Actually, if you'd let every second neuron in your brain vanish tracelessly, 
you'd probably not notice a lot of difference, apart from some degradation.

> stopped using somewhere along the evolutionary path. They're known today as

> savant skills. Imagine that, calculating faster than any computer 9 digit 
prime

> numbers in a flash being a primitive talent of all human beings. Well it seems
to

> be true and we are learning how to perhaps reawaken them and yet stay socially
> functioning. Here are some references to back up what I've just said about
> savantism.

You may notice that idiot savants typically excel at a single task. You might
have heard about a recent result (reference lost in mailbox upstream) where a 
focused disruption (using transcranial magnetic stimulation) produced 
idiot-savant-like effects in normal adults.

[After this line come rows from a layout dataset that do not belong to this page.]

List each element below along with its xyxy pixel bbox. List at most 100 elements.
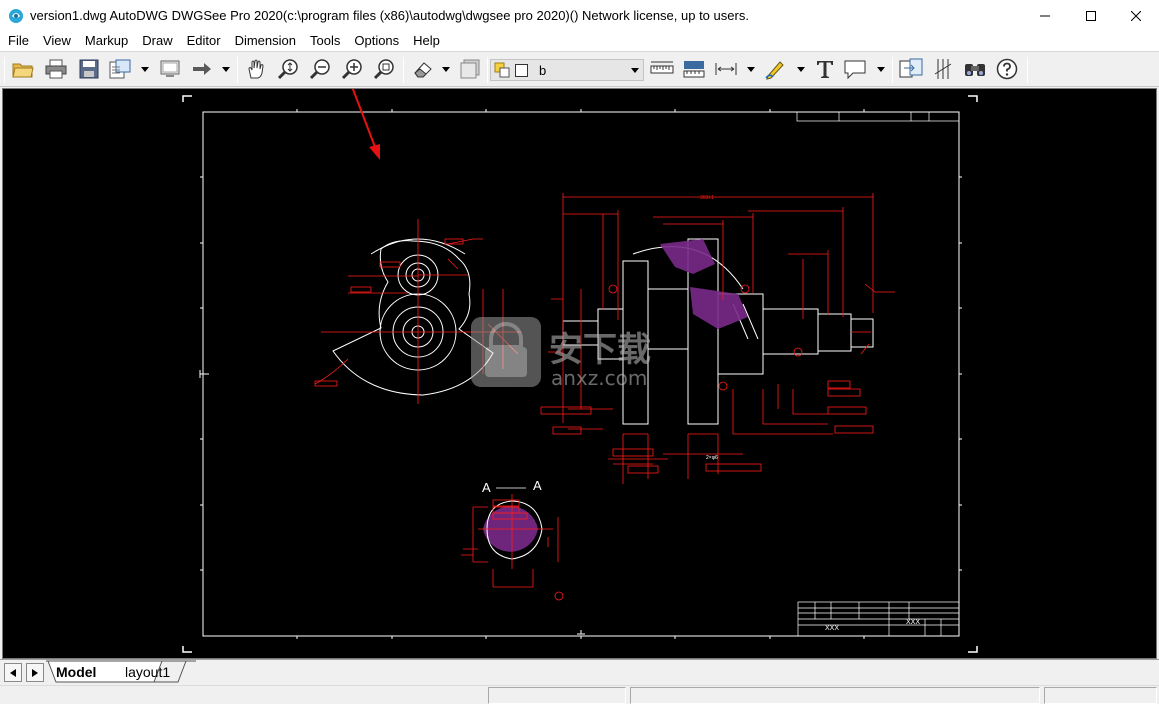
layout-tab-bar: Model layout1 [0, 659, 1159, 685]
comment-dropdown[interactable] [875, 56, 887, 82]
menu-help[interactable]: Help [406, 31, 447, 51]
chevron-down-icon [877, 66, 885, 72]
zoom-realtime-button[interactable] [275, 56, 301, 82]
pen-button[interactable] [763, 56, 789, 82]
menu-tools[interactable]: Tools [303, 31, 347, 51]
pen-dropdown[interactable] [795, 56, 807, 82]
measure-area-button[interactable] [681, 56, 707, 82]
layer-value: b [539, 62, 547, 78]
save-button[interactable] [76, 56, 102, 82]
export-button[interactable] [107, 56, 133, 82]
minimize-button[interactable] [1022, 0, 1068, 31]
status-pane-1 [488, 687, 626, 704]
dimension-dropdown[interactable] [745, 56, 757, 82]
close-button[interactable] [1113, 0, 1159, 31]
open-icon [12, 63, 34, 78]
toolbar-separator [892, 57, 893, 83]
text-icon [817, 61, 833, 78]
maximize-button[interactable] [1068, 0, 1114, 31]
measure-area-icon [683, 61, 705, 78]
hatch-icon [934, 59, 952, 79]
drawing-canvas[interactable]: XXX XXX 303±1 2×φ6 A A 安下载 anxz.com [2, 88, 1157, 659]
section-label-right: A [533, 478, 542, 493]
menu-bar: File View Markup Draw Editor Dimension T… [0, 31, 1159, 51]
maximize-icon [1086, 10, 1096, 21]
toolbar-separator [237, 57, 238, 83]
comment-button[interactable] [842, 56, 868, 82]
screen-button[interactable] [157, 56, 183, 82]
zoom-in-button[interactable] [339, 56, 365, 82]
tab-layout1[interactable]: layout1 [125, 664, 170, 680]
tab-prev-button[interactable] [4, 663, 22, 682]
text-button[interactable] [812, 56, 838, 82]
status-bar [0, 685, 1159, 704]
dim-note: 2×φ6 [706, 455, 718, 461]
next-dropdown[interactable] [220, 56, 232, 82]
layer-dropdown-arrow[interactable] [627, 60, 643, 80]
toolbar-separator [4, 57, 5, 83]
help-icon [996, 58, 1018, 80]
layer-color-swatch [515, 63, 528, 77]
background-icon [460, 59, 480, 79]
zoom-out-button[interactable] [307, 56, 333, 82]
status-pane-3 [1044, 687, 1157, 704]
menu-draw[interactable]: Draw [135, 31, 179, 51]
open-button[interactable] [10, 56, 36, 82]
status-pane-2 [630, 687, 1040, 704]
application-window: version1.dwg AutoDWG DWGSee Pro 2020(c:\… [0, 0, 1159, 704]
tab-model[interactable]: Model [56, 664, 96, 680]
zoom-extents-button[interactable] [371, 56, 397, 82]
watermark-url: anxz.com [551, 366, 647, 390]
layer-select[interactable]: b [490, 59, 644, 81]
menu-options[interactable]: Options [347, 31, 406, 51]
pan-button[interactable] [243, 56, 269, 82]
find-button[interactable] [962, 56, 988, 82]
toolbar: b [0, 51, 1159, 87]
cad-drawing: XXX XXX 303±1 2×φ6 A A 安下载 anxz.com [182, 89, 978, 653]
compare-button[interactable] [898, 56, 924, 82]
measure-length-icon [650, 61, 674, 74]
menu-markup[interactable]: Markup [78, 31, 135, 51]
export-icon [109, 59, 131, 79]
close-icon [1131, 10, 1141, 21]
menu-file[interactable]: File [1, 31, 36, 51]
layer-icon [494, 62, 510, 78]
title-bar: version1.dwg AutoDWG DWGSee Pro 2020(c:\… [0, 0, 1159, 31]
eraser-button[interactable] [410, 56, 436, 82]
print-icon [45, 59, 67, 79]
export-dropdown[interactable] [139, 56, 151, 82]
chevron-down-icon [141, 66, 149, 72]
title-block-text: XXX [825, 625, 839, 632]
dim-overall-length: 303±1 [700, 195, 714, 201]
measure-length-button[interactable] [649, 56, 675, 82]
triangle-left-icon [10, 668, 16, 677]
next-button[interactable] [189, 56, 215, 82]
title-block-text-2: XXX [906, 619, 920, 626]
annotation-arrow [351, 89, 380, 160]
pan-hand-icon [248, 59, 264, 79]
watermark: 安下载 anxz.com [471, 317, 651, 390]
chevron-down-icon [222, 66, 230, 72]
toolbar-separator [1027, 57, 1028, 83]
pen-icon [765, 61, 784, 80]
comment-icon [844, 60, 866, 80]
menu-editor[interactable]: Editor [180, 31, 228, 51]
eraser-dropdown[interactable] [440, 56, 452, 82]
help-button[interactable] [994, 56, 1020, 82]
toolbar-separator [487, 57, 488, 83]
find-icon [965, 64, 985, 76]
crank-side-view [332, 238, 494, 396]
dimension-button[interactable] [713, 56, 739, 82]
minimize-icon [1040, 15, 1050, 16]
save-icon [79, 59, 99, 79]
menu-view[interactable]: View [36, 31, 78, 51]
chevron-down-icon [797, 66, 805, 72]
print-button[interactable] [43, 56, 69, 82]
hatch-button[interactable] [930, 56, 956, 82]
tab-next-button[interactable] [26, 663, 44, 682]
toolbar-separator [403, 57, 404, 83]
arrow-right-icon [193, 63, 211, 75]
chevron-down-icon [442, 66, 450, 72]
menu-dimension[interactable]: Dimension [228, 31, 303, 51]
background-button[interactable] [457, 56, 483, 82]
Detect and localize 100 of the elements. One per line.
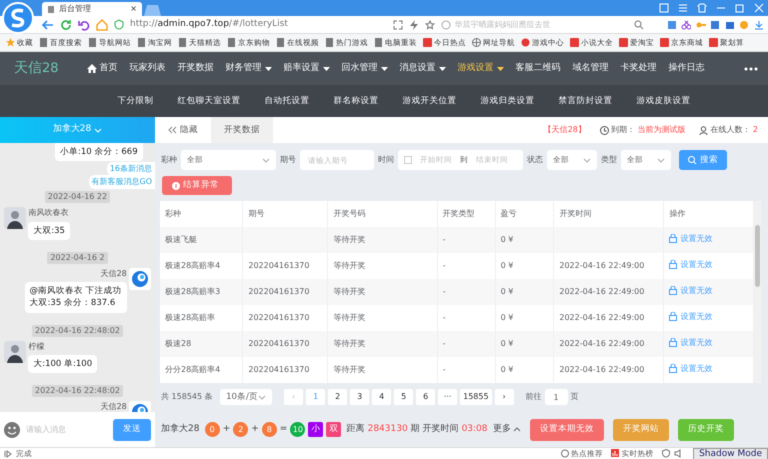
- caret-icon: [380, 66, 388, 70]
- table-cell: 202204161370: [248, 313, 310, 322]
- nav-item[interactable]: 操作日志: [668, 62, 705, 76]
- table-cell: 2022-04-16 22:49:00: [559, 261, 644, 270]
- address-bar[interactable]: http://admin.qpo7.top/#/lotteryList: [130, 18, 386, 32]
- chevron-down-icon: [262, 158, 270, 162]
- nav-item[interactable]: 客服二维码: [516, 62, 561, 76]
- total-count: 共 158545 条: [161, 391, 213, 403]
- chat-bubble: @南风吹春衣 下注成功 大双:35 余分：837.6: [24, 282, 127, 313]
- page-icon: [47, 4, 55, 14]
- subnav-item[interactable]: 红包聊天室设置: [178, 94, 240, 108]
- shadow-mode-button[interactable]: Shadow Mode: [693, 448, 768, 459]
- page-button[interactable]: 2: [328, 389, 348, 405]
- table-cell: 极速飞艇: [165, 235, 197, 244]
- page-button[interactable]: 5: [394, 389, 414, 405]
- goto-label: 前往: [526, 391, 542, 403]
- maximize-icon[interactable]: [734, 3, 744, 13]
- table-cell: 202204161370: [248, 339, 310, 348]
- table-cell: 0 ¥: [500, 365, 514, 374]
- lock-icon: [669, 234, 678, 244]
- close-icon[interactable]: [754, 3, 764, 13]
- nav-item[interactable]: 卡奖处理: [620, 62, 657, 76]
- download-icon[interactable]: [754, 20, 764, 30]
- emoji-icon[interactable]: [4, 422, 20, 438]
- page-icon: [178, 38, 187, 47]
- notes-icon[interactable]: [710, 20, 720, 30]
- table-cell: 分分28高赔率4: [165, 365, 220, 374]
- lightning-icon[interactable]: [408, 20, 418, 30]
- page-button[interactable]: 3: [350, 389, 370, 405]
- globe-icon: [472, 38, 481, 47]
- nav-item[interactable]: 游戏设置: [458, 62, 504, 76]
- page-icon: [374, 38, 383, 47]
- nav-item[interactable]: 赔率设置: [284, 62, 330, 76]
- window-icon[interactable]: [724, 20, 734, 30]
- key-icon[interactable]: [696, 20, 706, 30]
- subnav-item[interactable]: 游戏皮肤设置: [636, 94, 690, 108]
- distance-label: 距离: [346, 422, 365, 436]
- more-icon[interactable]: [744, 66, 758, 70]
- scrollbar[interactable]: [754, 201, 761, 383]
- nav-item[interactable]: 消息设置: [400, 62, 446, 76]
- home-icon[interactable]: [96, 18, 108, 30]
- subnav-item[interactable]: 下分限制: [118, 94, 154, 108]
- nav-item[interactable]: 域名管理: [572, 62, 609, 76]
- search-icon[interactable]: [634, 20, 644, 30]
- shield-icon[interactable]: [662, 449, 670, 458]
- subnav-item[interactable]: 禁言防封设置: [558, 94, 612, 108]
- nav-item[interactable]: 玩家列表: [130, 62, 166, 76]
- lock-icon: [669, 312, 678, 322]
- result-tag: 双: [326, 422, 342, 437]
- page-size-select[interactable]: 10条/页: [220, 389, 272, 405]
- scrollbar-thumb[interactable]: [755, 225, 760, 287]
- game-name: 加拿大28: [161, 422, 200, 436]
- nav-item[interactable]: 首页: [86, 62, 118, 76]
- double-chevron-icon: [168, 126, 177, 134]
- chevron-down-icon: [94, 128, 102, 132]
- nav-item[interactable]: 开奖数据: [178, 62, 214, 76]
- sender-name: 柠檬: [28, 340, 46, 353]
- reload-icon[interactable]: [60, 18, 72, 30]
- chevron-up-icon: [513, 427, 521, 432]
- table-cell: 2022-04-16 22:49:00: [559, 339, 644, 348]
- subnav-item[interactable]: 自动托设置: [264, 94, 310, 108]
- more-link[interactable]: 更多: [492, 422, 521, 436]
- star-icon: [6, 38, 15, 47]
- play-icon[interactable]: [4, 450, 12, 458]
- table-cell: 0 ¥: [500, 261, 514, 270]
- browser-tab[interactable]: 后台管理 ×: [42, 2, 142, 16]
- star-icon[interactable]: [424, 20, 434, 30]
- page-button[interactable]: 4: [372, 389, 392, 405]
- lock-icon: [669, 338, 678, 348]
- close-button[interactable]: ×: [130, 3, 137, 15]
- undo-icon[interactable]: [78, 18, 90, 30]
- tab[interactable]: 开奖数据: [211, 117, 273, 143]
- next-page-button[interactable]: ›: [494, 389, 514, 405]
- app-logo[interactable]: 天信28: [10, 58, 59, 79]
- back-icon[interactable]: [42, 18, 54, 30]
- nav-item[interactable]: 财务管理: [226, 62, 272, 76]
- shirt-icon[interactable]: [696, 3, 706, 13]
- table-cell: 等待开奖: [333, 261, 366, 270]
- subnav-item[interactable]: 游戏开关位置: [402, 94, 456, 108]
- page-button[interactable]: 6: [416, 389, 436, 405]
- table-cell: 202204161370: [248, 365, 310, 374]
- page-field[interactable]: 1: [544, 389, 568, 405]
- new-tab-button[interactable]: [142, 4, 162, 16]
- nav-item[interactable]: 回水管理: [342, 62, 388, 76]
- page-icon: [276, 38, 285, 47]
- lock-icon: [669, 286, 678, 296]
- scissors-icon[interactable]: [681, 20, 691, 30]
- subnav-item[interactable]: 游戏归类设置: [480, 94, 534, 108]
- qr-icon[interactable]: [392, 20, 402, 30]
- menu-icon[interactable]: [678, 3, 688, 13]
- page-button[interactable]: ···: [438, 389, 458, 405]
- caret-icon: [322, 66, 330, 70]
- speaker-icon[interactable]: [674, 449, 684, 458]
- bookmark-icon[interactable]: [666, 20, 676, 30]
- filter-label: 期号: [280, 154, 296, 166]
- page-button[interactable]: 15855: [460, 389, 492, 405]
- subnav-item[interactable]: 群名称设置: [334, 94, 378, 108]
- timestamp: 2022-04-16 22:48:02: [32, 385, 123, 398]
- period-number: 2843130: [368, 422, 408, 436]
- window-icon[interactable]: [658, 3, 668, 13]
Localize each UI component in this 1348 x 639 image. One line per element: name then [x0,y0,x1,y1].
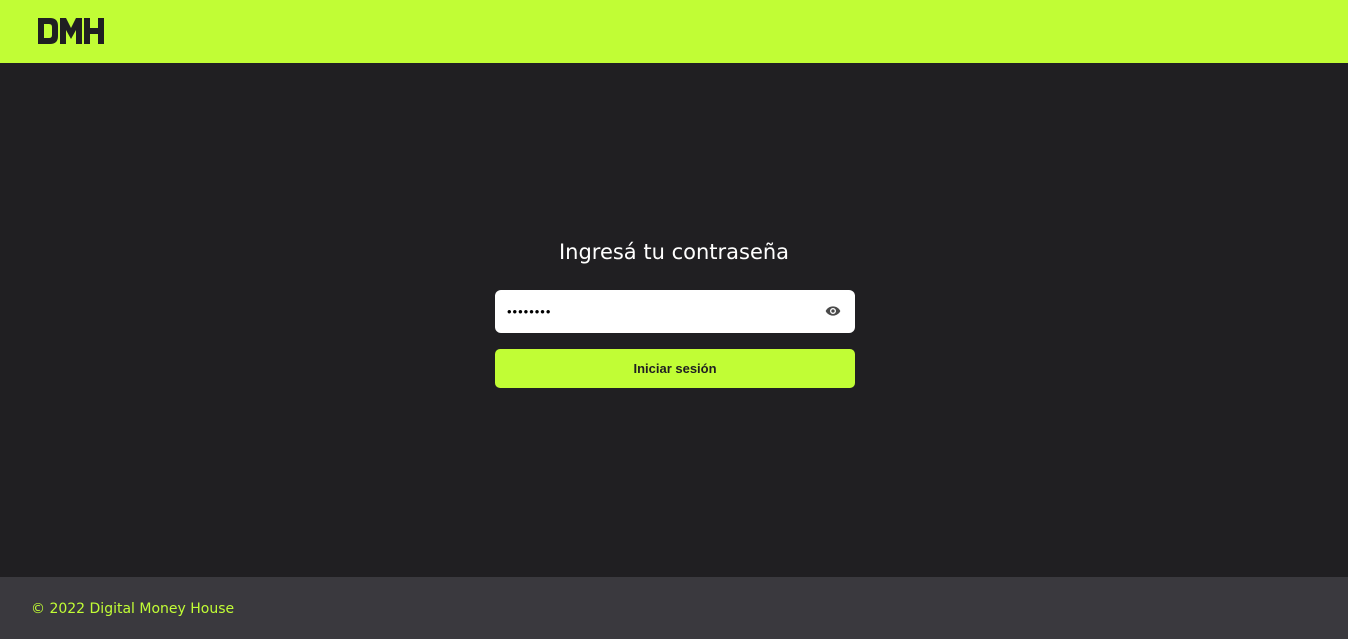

> Quantum laser turns electron wave into (computer) memory

Yawn. The idiot press once again misunderstood something quite profoundly.


> Nanotech should be able to reduce the size of a quantum laser electron hard 
drive

> to oh maybe the size of a dime or even the head of a pin. They'll be the rage!


You should be reading up on some of that fancy Schroedinger stuff. Like a 
wavefunction

trapped in a periodic boundary conditions/box, and the size of the box. 
Measurement,
collapse of the wavefunction, and the like.

Nano doesn't allow you to run rings around quantum mechanics, unfortunately.


> Everyone will want one. Imagine all the mp3's you could listen to right from 
your
> own head? Who needs Napster? ;)

What's wrong with old-fashioned molecular memory?
 
> I can imagine a time one day when we are all busily going about our daily

> routines of work or play and all the while part of our brains are unnoticeably

> calculating away at the latest big issue. Or perhaps only a few are needed for

What makes you think your work and play will not be so demanding, as to 
require you to use whatever computational resources are at your disposal?

> that issue and so only certain nodes are active for that while others mayhaps

> have tuned into a live archeological dig somewhere, seeing through the vision 
of
> those on site.
> 
> Singularity? Who needs it? Or should I rather say, scary unknowable outcome

Gravity? Who needs it?


> Singularity who needs that? Not I! I believe we can be totally in control of 
THE
> singularity if we don't act stupidly.

You can't do much as a single person. (Unless you're the one very special 
butterfly, but there's no way of knowing). Mob IQ seems to follow the lowest
common denominator approach.
 
>

> P.S. I have an answer for the oh so scary nano grey goo as well and it doesn't
> entail avoiding nanotech just the how to appraoch.

Oh, everything is easy. Except when it isn't.